I fell and broke my leg in a whole slew of places a few weeks ago. It has truly been a life-altering event, but has provided a perspective on what so many of my clients have experienced or will experience at some point. The excruciating pain – I get it. The endless feeling of exhaustion and just not feeling “well” – I get it. The lack of desire of even wanting to step into the therapist’s office – I get it. The feeling of not ever being hungry – I get it. The point here, specifically, is to recognize that it is a tough place to be. Whether you are in your 30s, 50s, 70s, 90s, or above – falling happens and it tends to happen more frequently and have harsher consequences as we age.
Now, I am most certainly not a Doctor, but the older one gets, the recovery and “bounce back” seem to be less than ideal too, right? Actually, on several times at the office, we receive calls that Mom/Dad/loved one has fallen, something has broken (usually the hip), and “that’s it” – the next step has to be an assisted living or nursing home. That simply is not true. You do not have to hop in the car to start investigating assisting living communities and/or nursing homes. Instead, you do have options, but there are several considerations before making a decision of whether it is best for the individual to remain at home (for the time being or for the remaining of their life) or transition to a facility. Some considerations are:
Is the current house even compatible for recovery – what about stairs, handrails, and walk-in bathtubs? Would there be someone at the house to be a part-time or full-time caregiver? What about a professional home health care service? Is it the first, second, third, etc. time the individual has fallen? How much is this going to cost? (Please see this guide from US Consumer Product Safety Commission as a reference: https://www.cpsc.gov/PageFiles/122038/701.pdf) Regardless, when an individual is in their later years, specifically, the concerns are legitimately heightened and the questions seem to be endless. After all, it is possible you are making a decision as to where they will reside in their last years.
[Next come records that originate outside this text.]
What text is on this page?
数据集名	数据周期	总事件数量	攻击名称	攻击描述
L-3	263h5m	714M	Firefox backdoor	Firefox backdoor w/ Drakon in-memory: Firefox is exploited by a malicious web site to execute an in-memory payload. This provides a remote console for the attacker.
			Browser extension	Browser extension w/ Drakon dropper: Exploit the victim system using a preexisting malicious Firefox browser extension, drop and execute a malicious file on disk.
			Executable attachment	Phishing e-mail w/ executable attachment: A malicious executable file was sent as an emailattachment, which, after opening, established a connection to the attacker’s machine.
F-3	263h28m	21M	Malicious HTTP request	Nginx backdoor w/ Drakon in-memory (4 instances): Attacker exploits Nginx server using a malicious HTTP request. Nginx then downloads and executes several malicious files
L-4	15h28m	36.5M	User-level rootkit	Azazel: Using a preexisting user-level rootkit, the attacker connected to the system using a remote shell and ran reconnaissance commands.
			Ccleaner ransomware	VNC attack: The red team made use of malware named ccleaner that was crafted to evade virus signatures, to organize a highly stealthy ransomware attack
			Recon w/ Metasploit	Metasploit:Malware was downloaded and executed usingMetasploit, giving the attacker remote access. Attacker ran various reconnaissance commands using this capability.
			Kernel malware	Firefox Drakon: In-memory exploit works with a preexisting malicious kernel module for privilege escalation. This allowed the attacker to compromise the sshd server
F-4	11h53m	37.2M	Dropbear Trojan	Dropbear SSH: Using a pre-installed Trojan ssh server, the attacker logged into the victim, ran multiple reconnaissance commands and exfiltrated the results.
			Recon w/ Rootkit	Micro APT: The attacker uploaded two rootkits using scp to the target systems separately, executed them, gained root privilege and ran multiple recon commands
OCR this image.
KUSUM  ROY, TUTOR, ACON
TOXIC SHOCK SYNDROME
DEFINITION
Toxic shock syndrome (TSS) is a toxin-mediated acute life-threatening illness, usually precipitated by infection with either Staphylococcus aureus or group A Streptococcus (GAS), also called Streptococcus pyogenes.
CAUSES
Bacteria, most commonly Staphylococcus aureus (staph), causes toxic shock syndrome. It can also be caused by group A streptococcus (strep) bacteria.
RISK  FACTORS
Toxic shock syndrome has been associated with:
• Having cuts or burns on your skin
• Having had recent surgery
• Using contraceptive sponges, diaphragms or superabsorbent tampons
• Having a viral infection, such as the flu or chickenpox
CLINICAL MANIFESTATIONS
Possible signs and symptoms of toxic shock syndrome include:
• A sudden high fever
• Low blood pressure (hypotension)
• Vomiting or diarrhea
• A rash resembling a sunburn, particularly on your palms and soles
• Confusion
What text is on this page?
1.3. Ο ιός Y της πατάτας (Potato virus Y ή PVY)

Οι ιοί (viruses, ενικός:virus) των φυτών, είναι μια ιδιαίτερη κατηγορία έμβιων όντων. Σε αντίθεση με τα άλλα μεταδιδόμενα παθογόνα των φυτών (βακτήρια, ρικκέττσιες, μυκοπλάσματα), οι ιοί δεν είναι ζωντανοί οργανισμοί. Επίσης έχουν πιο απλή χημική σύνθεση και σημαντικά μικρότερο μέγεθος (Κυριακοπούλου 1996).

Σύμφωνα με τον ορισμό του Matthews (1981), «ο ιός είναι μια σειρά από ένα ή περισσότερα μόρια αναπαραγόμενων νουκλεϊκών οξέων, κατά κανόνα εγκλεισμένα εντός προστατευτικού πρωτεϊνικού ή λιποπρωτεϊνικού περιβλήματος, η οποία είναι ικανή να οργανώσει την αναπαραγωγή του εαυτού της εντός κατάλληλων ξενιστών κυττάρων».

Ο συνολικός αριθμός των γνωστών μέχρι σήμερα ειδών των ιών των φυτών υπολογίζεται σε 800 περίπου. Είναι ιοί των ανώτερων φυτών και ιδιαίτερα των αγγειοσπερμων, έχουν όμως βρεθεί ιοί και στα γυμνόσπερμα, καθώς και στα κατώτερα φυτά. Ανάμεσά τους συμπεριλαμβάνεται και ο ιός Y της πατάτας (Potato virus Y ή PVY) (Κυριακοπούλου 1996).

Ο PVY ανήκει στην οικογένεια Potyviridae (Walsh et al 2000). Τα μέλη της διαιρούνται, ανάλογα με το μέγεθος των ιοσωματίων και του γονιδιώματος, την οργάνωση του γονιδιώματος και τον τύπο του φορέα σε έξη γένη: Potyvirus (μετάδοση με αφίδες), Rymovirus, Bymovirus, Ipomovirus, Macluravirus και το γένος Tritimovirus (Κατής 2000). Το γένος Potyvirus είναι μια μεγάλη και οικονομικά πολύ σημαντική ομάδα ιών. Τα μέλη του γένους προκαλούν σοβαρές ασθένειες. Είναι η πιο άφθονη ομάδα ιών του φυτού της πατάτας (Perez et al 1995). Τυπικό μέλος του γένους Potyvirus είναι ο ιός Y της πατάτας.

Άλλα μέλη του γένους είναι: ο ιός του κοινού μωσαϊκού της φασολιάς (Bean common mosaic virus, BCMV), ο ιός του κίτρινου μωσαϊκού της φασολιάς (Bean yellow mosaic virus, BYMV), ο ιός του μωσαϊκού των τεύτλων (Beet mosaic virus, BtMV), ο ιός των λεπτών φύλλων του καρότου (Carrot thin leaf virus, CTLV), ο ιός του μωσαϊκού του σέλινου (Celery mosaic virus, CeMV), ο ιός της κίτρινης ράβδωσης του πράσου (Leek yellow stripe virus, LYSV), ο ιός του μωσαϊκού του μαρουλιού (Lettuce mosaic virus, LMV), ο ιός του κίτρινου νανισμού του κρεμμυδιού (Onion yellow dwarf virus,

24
Though, one thing is certain – that is Medicaid can often help cover the costs of home health care and facilities like assisted living and nursing home. If they are able to stay at home, Medicaid can help cover the cost of home health care services. If they transition into an assisted living community or nursing home facility, Medicaid can help cover their costs, too. (*It is important to note here that there are very limited options of assisted living communities, specifically, that accept Medicaid.) With proper planning and appropriate professionals involved, individuals do not have to “spend down” their assets to qualify for Medicaid. Instead, they can save their life savings, and transition into a setting that allows them to heal. After all, that is what is most important.